Mars-Jones’s new book is also narrated by a protagonist who doesn’t quite appear able to hear the story he is telling. Barry is an auxiliary engineer attached to the British Army as it rebuilds Kosovo’s infrastructure in 1999. He uses words like ‘wally’ and ‘plonker’, tells us he doesn’t like coleslaw (‘don’t see the point of it’) and that pink toilet paper is for ‘poofs’ (‘I’m old-fashioned, that’s all it is. Maybe not up to date with the new ways of talking … I’ve met gay people, got nothing against them, but still’). His position as a civilian in a military setting leads to uneasy status games involving banter that seems much like humiliation – a torment that clearly interests Mars-Jones – but which he recounts with good cheer. The novel turns on a prank to which Barry falls victim after agreeing to race his colleagues in self-built boats across Batlava Lake in Kosovo’s capital, Pristina.

The set piece is one of several that introduce tension into Barry’s leisurely narrative. Such episodes, hovering between farce and something nastier, often involve encounters with Kosovans, who at one point prompt frantic scrambling through an Albanian dictionary in search of the word for ‘pork’ when they appear at an army barbecue. But Batlava Lake is essentially a character study in which the setbacks of Barry’s personal life (a failed marriage, difficult relationships with his children and, behind it all, his parents) emerge from between the lines of his egotistically self-deprecating recollections: ‘If I’ve done the washing-up I’d rather do it again than put the things away and then find my hands are empty, no task coming up on the horizon.’ He once taped his ex-wife snoring during Top Gear (‘Which she didn’t appreciate!’) and forgot her birthday: ‘It wasn’t going to be in the forefront of my mind, was it, seeing as how as I was attached to a NATO peace-keeping mission policing a ravaged hellhole at the time.’

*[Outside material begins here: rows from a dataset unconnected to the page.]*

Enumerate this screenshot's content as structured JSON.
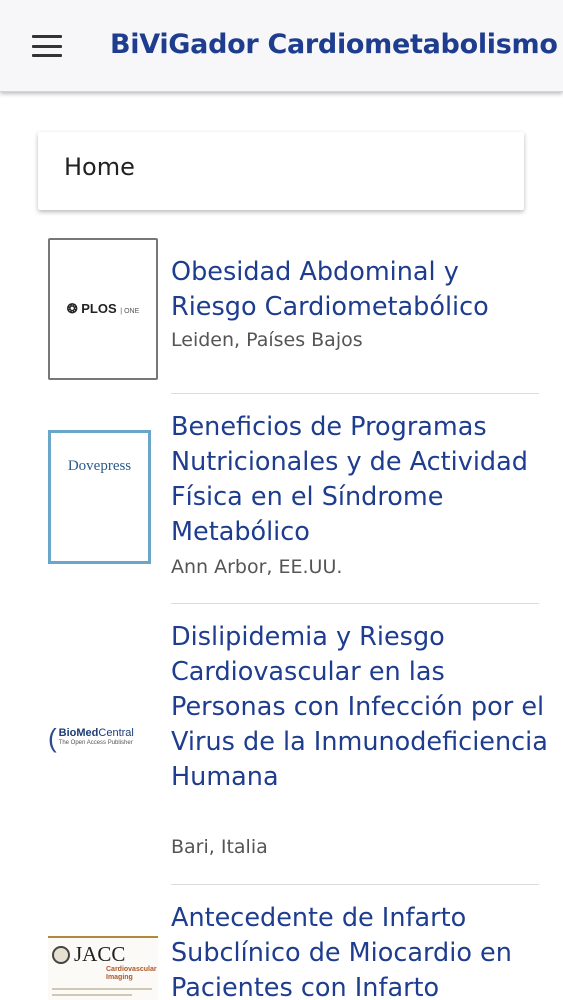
{
  "app_bar": {
    "title": "BiViGador Cardiometabolismo",
    "menu_icon": "hamburger-menu-icon"
  },
  "breadcrumb": {
    "label": "Home"
  },
  "articles": [
    {
      "title": "Obesidad Abdominal y Riesgo Cardiometabólico",
      "location": "Leiden, Países Bajos",
      "thumbnail": {
        "logo_text": "PLOS",
        "logo_suffix": "ONE"
      }
    },
    {
      "title": "Beneficios de Programas Nutricionales y de Actividad Física en el Síndrome Metabólico",
      "location": "Ann Arbor, EE.UU.",
      "thumbnail": {
        "logo_text": "Dovepress"
      }
    },
    {
      "title": "Dislipidemia y Riesgo Cardiovascular en las Personas con Infección por el Virus de la Inmunodeficiencia Humana",
      "location": "Bari, Italia",
      "thumbnail": {
        "logo_text": "BioMed",
        "logo_text_2": "Central",
        "logo_sub": "The Open Access Publisher"
      }
    },
    {
      "title": "Antecedente de Infarto Subclínico de Miocardio en Pacientes con Infarto",
      "location": "",
      "thumbnail": {
        "logo_text": "JACC",
        "logo_sub": "Cardiovascular Imaging"
      }
    }
  ],
  "colors": {
    "title_blue": "#1e3d8f",
    "appbar_bg": "#f7f7f9",
    "location_gray": "#555555"
  }
}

Barry presents himself as a guardian of knowledge (when he talks of ‘WFA’, it’s seemingly only to be able to explain that he means ‘winter fuel additive, or even plain anti-freeze’), yet also tells us that ‘the Barry brain doesn’t do languages’: ‘“Gut und Morgen” is about as much as I can manage in foreign parts, doesn’t get you far in Kosovo.’ He refers to ‘what the Jugoslavs did, back when that’s what they were, Jugoslavs’, and ‘whisky, or “whiskey” I suppose it should be, being Irish’. But his punctiliousness is often misplaced: he mixes up lanyards and halyards, says ‘updation’ for ‘update’ and asks us not to talk to him ‘about post-traumatic stress disorder. PSTD, is it?’

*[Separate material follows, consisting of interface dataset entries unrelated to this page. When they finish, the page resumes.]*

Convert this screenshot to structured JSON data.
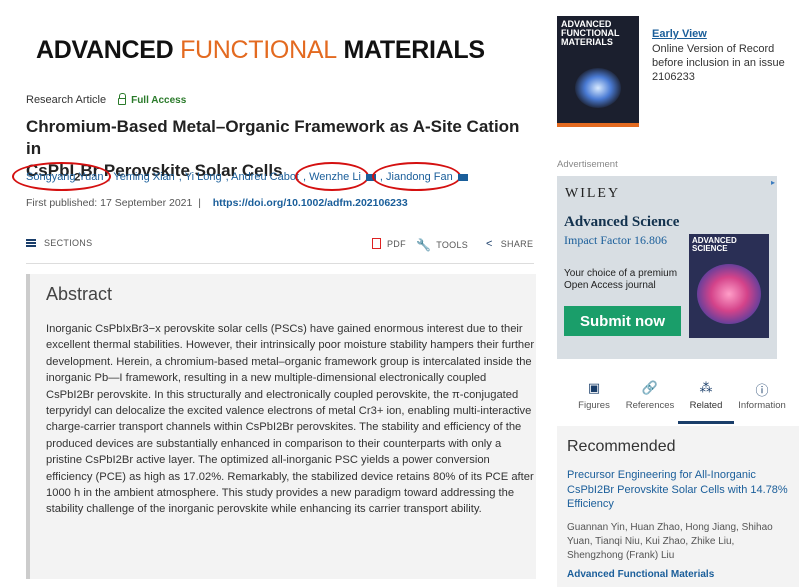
{
  "journal": {
    "logo_part1": "ADVANCED",
    "logo_part2": "FUNCTIONAL",
    "logo_part3": "MATERIALS"
  },
  "article": {
    "type": "Research Article",
    "access": "Full Access",
    "title_line1": "Chromium-Based Metal–Organic Framework as A-Site Cation in",
    "title_line2_pre": "CsPbI",
    "title_line2_sub": "2",
    "title_line2_post": "Br Perovskite Solar Cells",
    "authors": [
      "Songyang Yuan",
      "Yeming Xian",
      "Yi Long",
      "Andreu Cabot",
      "Wenzhe Li",
      "Jiandong Fan"
    ],
    "published_label": "First published:",
    "published_date": "17 September 2021",
    "doi": "https://doi.org/10.1002/adfm.202106233"
  },
  "toolbar": {
    "sections": "SECTIONS",
    "pdf": "PDF",
    "tools": "TOOLS",
    "share": "SHARE"
  },
  "abstract": {
    "heading": "Abstract",
    "text": "Inorganic CsPbIxBr3−x perovskite solar cells (PSCs) have gained enormous interest due to their excellent thermal stabilities. However, their intrinsically poor moisture stability hampers their further development. Herein, a chromium-based metal–organic framework group is intercalated inside the inorganic Pb—I framework, resulting in a new multiple-dimensional electronically coupled CsPbI2Br perovskite. In this structurally and electronically coupled perovskite, the π-conjugated terpyridyl can delocalize the excited valence electrons of metal Cr3+ ion, enabling multi-interactive charge-carrier transport channels within CsPbI2Br perovskites. The stability and efficiency of the produced devices are substantially enhanced in comparison to their counterparts with only a pristine CsPbI2Br active layer. The optimized all-inorganic PSC yields a power conversion efficiency (PCE) as high as 17.02%. Remarkably, the stabilized device retains 80% of its PCE after 1000 h in the ambient atmosphere. This study provides a new paradigm toward addressing the stability challenge of the inorganic perovskite while enhancing its carrier transport ability."
  },
  "cover": {
    "title_line1": "ADVANCED",
    "title_line2": "FUNCTIONAL",
    "title_line3": "MATERIALS"
  },
  "early_view": {
    "link": "Early View",
    "line1": "Online Version of Record",
    "line2": "before inclusion in an issue",
    "number": "2106233"
  },
  "advert": {
    "label": "Advertisement",
    "brand": "WILEY",
    "journal": "Advanced Science",
    "impact": "Impact Factor 16.806",
    "tagline": "Your choice of a premium Open Access journal",
    "button": "Submit now",
    "cover_line1": "ADVANCED",
    "cover_line2": "SCIENCE"
  },
  "side_tabs": [
    {
      "label": "Figures",
      "icon": "figures-icon"
    },
    {
      "label": "References",
      "icon": "link-icon"
    },
    {
      "label": "Related",
      "icon": "related-icon"
    },
    {
      "label": "Information",
      "icon": "info-icon"
    }
  ],
  "recommended": {
    "heading": "Recommended",
    "title": "Precursor Engineering for All-Inorganic CsPbI2Br Perovskite Solar Cells with 14.78% Efficiency",
    "authors": "Guannan Yin, Huan Zhao, Hong Jiang, Shihao Yuan, Tianqi Niu, Kui Zhao, Zhike Liu, Shengzhong (Frank) Liu",
    "journal": "Advanced Functional Materials"
  },
  "colors": {
    "accent_orange": "#e36a20",
    "link_blue": "#1a5e9a",
    "annotation_red": "#d41010",
    "submit_green": "#1a9e6a"
  }
}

Malapropisms are usually the tool of a social satirist, and a narrator so lacking in self-awareness tends to be a figure of fun. But Mars-Jones uses the set-up to generate pathos; it’s just that he’s so strenuous about avoiding sentimentality that his affection can be taken for scorn. However much Barry undermines himself, the novel insists he should be taken seriously. His day job handling projects for Essex County Council gives him a particular insight into British life: ‘Was a time public bodies did their own maintenance, everything in-house. Value for money, common sense. Then everything changed and it was tenders and contracts, budgets and overspends, but it was still about the same thing, value for money. New kind of common sense, with everything turned upside down.’

Like Box Hill, Batlava Lake is a sophisticated performance in which it can be difficult to determine where Mars-Jones himself is. But we might recall that he dedicated his 2008 novel Pilcrow ‘in memory of the Net Book Agreement’, a pre-internet price-fixing measure that he called the ‘unglamorous defender of my trade’, the abolition of which arguably provides an example of the ‘new kind of common sense’ Barry describes here. A comedy about an Englishman abroad as well as a war novel by the back door, Batlava Lake offers an elegiac snapshot of a moment in recent history that feels much longer ago.